Caine makes up for that career nosedive in Shiner with a superb performance, punching above the average screenplay and tired gangster clichés. Shiner is no knockout thriller, but it’s a violent and raw gangster film with a winning performance by Michael Caine.

 

5. The International (2009)

Around the time of the release of The International in 2009, the buzz of star Clive Owen as a would-be Bond had cooled considerably. Yet, the talk of a potential contract as 007 led the actor to a string of beefy leading roles, including Inside Man, Children of Men and Shoot’ Em Up.

Even though the actor looked good in a tux as far back as Croupier, in The International, Owen doesn’t get to play Bond, but an Interpol agent obsessed with bringing a shady bank to justice, switching a tuxedo for a well-worn raincoat.

Along with an Assistant District Attorney (Naomi Watts) as a sidekick, Owen’s Louis Salinger investigates the International Bank of Business and Credit (IBBC) and its links to bankrolling world terrorism and money laundering – “a bank of choice for organised crime”.

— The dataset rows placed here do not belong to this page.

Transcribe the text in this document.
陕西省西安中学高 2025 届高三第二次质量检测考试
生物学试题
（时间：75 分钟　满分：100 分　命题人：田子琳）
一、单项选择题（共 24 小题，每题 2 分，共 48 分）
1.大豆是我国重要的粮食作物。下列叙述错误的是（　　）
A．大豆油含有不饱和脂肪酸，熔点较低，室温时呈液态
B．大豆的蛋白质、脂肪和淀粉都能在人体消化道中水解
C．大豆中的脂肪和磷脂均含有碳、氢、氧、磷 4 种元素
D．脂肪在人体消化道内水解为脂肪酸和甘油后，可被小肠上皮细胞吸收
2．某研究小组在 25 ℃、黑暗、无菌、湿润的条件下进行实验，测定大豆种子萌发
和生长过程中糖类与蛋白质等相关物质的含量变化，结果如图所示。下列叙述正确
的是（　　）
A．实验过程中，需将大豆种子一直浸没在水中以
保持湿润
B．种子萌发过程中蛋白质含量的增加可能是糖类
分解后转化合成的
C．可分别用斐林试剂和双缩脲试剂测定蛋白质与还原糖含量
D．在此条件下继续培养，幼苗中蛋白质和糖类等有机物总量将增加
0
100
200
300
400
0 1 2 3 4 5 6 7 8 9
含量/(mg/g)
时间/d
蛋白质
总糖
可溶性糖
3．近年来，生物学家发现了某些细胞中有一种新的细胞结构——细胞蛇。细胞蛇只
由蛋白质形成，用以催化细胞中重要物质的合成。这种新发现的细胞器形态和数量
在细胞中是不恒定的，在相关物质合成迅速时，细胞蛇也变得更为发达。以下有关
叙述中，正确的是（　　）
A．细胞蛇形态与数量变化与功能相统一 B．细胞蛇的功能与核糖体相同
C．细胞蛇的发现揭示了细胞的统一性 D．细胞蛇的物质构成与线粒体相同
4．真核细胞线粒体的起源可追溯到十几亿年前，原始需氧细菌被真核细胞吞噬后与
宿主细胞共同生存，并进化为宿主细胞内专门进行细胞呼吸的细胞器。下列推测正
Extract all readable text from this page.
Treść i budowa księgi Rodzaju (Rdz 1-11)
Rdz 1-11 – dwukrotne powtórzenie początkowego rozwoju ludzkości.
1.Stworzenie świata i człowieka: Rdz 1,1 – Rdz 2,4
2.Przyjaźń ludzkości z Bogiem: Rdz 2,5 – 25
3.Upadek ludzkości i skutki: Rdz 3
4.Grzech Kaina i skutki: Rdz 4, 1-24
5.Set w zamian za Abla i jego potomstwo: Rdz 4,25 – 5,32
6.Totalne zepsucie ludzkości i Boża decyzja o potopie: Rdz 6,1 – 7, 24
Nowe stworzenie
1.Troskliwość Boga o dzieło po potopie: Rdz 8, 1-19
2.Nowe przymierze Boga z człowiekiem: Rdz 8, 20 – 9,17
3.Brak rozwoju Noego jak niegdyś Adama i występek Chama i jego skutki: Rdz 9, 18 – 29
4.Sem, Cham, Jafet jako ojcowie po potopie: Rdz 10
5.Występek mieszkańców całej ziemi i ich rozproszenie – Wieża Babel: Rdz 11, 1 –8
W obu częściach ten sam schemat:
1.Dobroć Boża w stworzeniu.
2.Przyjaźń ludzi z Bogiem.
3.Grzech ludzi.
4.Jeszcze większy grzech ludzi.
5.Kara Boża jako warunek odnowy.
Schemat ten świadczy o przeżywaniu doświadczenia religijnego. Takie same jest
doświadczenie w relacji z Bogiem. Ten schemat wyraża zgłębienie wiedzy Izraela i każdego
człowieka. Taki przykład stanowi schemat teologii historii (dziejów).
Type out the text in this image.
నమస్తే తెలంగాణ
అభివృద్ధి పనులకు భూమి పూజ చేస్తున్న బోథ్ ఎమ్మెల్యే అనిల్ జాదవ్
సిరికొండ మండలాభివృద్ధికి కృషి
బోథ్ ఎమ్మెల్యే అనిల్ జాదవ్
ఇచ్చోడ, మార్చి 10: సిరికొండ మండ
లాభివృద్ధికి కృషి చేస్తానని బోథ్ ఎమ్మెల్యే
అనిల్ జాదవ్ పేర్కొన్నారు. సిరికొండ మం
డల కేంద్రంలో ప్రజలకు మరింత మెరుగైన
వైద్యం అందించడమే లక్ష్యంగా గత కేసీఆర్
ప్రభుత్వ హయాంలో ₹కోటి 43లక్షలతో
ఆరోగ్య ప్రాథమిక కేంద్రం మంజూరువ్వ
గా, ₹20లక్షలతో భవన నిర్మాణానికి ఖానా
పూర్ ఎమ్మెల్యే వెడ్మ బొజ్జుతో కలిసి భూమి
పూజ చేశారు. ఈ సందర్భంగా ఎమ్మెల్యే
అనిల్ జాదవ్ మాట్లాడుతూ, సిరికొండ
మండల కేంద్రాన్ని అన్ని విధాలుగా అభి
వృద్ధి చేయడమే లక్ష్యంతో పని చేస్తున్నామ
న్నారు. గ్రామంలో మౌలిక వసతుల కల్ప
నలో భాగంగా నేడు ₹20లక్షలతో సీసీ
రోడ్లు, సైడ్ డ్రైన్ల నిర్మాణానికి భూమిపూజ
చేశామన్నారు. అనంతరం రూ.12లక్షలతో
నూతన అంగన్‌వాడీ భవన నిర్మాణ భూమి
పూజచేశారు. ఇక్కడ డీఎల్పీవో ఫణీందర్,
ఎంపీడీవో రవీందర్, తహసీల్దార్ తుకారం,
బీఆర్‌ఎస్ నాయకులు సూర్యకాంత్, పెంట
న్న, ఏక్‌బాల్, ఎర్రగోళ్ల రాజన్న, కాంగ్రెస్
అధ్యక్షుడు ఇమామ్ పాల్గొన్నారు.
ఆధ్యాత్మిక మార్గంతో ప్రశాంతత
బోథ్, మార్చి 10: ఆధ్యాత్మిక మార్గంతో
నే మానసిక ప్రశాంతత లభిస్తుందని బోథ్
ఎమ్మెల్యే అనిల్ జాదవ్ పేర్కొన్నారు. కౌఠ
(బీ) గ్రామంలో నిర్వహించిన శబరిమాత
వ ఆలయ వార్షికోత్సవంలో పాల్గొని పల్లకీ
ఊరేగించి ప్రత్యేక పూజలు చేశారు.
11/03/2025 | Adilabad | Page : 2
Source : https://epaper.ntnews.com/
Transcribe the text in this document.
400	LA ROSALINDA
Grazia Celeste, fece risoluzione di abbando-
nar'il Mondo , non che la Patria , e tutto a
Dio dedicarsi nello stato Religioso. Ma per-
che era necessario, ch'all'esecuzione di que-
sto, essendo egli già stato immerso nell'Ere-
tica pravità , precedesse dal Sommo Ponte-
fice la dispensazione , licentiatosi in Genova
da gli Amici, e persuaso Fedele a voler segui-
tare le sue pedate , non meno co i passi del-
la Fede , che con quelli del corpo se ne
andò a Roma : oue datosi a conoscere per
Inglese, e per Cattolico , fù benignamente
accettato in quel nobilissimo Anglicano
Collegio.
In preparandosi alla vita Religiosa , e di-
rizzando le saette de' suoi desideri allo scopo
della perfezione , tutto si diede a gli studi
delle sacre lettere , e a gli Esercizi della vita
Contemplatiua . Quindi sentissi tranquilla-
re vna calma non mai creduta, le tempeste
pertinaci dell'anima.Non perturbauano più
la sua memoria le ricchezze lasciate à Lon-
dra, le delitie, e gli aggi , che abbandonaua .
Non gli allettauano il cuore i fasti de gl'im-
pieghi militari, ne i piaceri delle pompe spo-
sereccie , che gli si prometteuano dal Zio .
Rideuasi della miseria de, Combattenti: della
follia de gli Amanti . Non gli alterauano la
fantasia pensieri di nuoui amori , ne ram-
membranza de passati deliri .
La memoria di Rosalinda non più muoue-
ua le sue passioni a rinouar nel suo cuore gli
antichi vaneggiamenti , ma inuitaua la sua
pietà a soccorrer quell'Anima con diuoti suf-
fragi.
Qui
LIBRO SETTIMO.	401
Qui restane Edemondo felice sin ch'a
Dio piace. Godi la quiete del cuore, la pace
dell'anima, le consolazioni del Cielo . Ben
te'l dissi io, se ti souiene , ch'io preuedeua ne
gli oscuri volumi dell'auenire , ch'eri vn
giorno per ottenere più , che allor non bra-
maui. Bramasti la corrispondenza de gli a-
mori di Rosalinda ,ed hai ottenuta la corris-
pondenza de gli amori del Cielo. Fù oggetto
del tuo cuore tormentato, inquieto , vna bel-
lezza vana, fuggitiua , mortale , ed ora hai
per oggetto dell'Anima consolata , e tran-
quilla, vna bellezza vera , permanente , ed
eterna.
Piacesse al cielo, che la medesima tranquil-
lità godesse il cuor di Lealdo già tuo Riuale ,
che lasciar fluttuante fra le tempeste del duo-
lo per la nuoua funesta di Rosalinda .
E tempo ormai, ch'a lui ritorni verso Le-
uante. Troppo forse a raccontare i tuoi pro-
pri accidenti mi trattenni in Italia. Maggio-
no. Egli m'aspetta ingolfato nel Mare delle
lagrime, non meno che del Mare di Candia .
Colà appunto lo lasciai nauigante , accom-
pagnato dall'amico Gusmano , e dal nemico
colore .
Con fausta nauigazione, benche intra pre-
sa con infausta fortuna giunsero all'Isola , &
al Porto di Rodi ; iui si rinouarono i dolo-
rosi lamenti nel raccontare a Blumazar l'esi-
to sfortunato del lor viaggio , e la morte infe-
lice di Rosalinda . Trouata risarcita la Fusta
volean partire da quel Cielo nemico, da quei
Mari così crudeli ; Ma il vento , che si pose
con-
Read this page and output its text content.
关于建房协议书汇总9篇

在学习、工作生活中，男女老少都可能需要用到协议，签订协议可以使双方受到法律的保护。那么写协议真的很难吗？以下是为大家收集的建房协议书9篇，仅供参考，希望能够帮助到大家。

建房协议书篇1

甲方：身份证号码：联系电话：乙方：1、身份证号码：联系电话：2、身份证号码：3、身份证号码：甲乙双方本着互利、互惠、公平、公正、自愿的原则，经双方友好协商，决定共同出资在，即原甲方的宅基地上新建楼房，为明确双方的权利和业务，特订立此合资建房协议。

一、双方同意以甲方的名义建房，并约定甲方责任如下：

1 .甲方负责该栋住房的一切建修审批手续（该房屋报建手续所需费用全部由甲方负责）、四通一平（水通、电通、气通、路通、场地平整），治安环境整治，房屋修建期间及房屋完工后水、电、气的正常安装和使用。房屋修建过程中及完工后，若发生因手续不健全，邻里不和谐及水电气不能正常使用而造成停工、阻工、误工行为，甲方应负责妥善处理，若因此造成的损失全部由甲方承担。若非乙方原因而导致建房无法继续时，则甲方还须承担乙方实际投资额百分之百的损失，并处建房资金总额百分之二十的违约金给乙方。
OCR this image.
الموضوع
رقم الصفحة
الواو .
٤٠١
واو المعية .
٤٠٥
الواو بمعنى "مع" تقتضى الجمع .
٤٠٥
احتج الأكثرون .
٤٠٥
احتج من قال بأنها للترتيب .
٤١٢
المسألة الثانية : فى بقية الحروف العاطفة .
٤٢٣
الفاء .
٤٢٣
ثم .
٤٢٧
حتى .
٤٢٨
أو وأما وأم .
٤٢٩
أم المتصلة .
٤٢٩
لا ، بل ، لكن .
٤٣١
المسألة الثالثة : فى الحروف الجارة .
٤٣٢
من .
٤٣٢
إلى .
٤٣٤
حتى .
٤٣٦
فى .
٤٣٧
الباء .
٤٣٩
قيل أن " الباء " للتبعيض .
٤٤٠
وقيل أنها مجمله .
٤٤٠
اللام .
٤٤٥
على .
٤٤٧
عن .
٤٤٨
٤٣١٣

The film begins promisingly in a rain-soaked Berlin train station, where Thomas Schumer (Ian Burfield), from the New York District Attorney’s office, meets a key witness with links to the IBBC in Luxemburg. No doubt, inspired by the actual Cold War assassination of Georgi Markov, where Markov was pricked by an umbrella loaded with poison, Schumer is dispatched in a similarly sneaky way.

Salinger, aware that Schumer was murdered, travels to IBBC headquarters in Luxemburg and begins to piece together the bank’s links to an illegal arms deal, with his investigation leading him to Milan, where there’s an impressive assassination sequence followed by an even better shootout sequence at the Guggenheim in New York.

Reminiscence of such 70s favourites as The French Connection, The International also draws paranoid inspiration from The Conversation, The Parallax View and Three Days of the Condor. Much like those flicks of yesteryear, The International pits the villains as middle-aged men dressed in business suits. Released after the 2008 financial crisis, the depiction of shady bankers as the bad guys in The International was contemporary, perhaps even believable.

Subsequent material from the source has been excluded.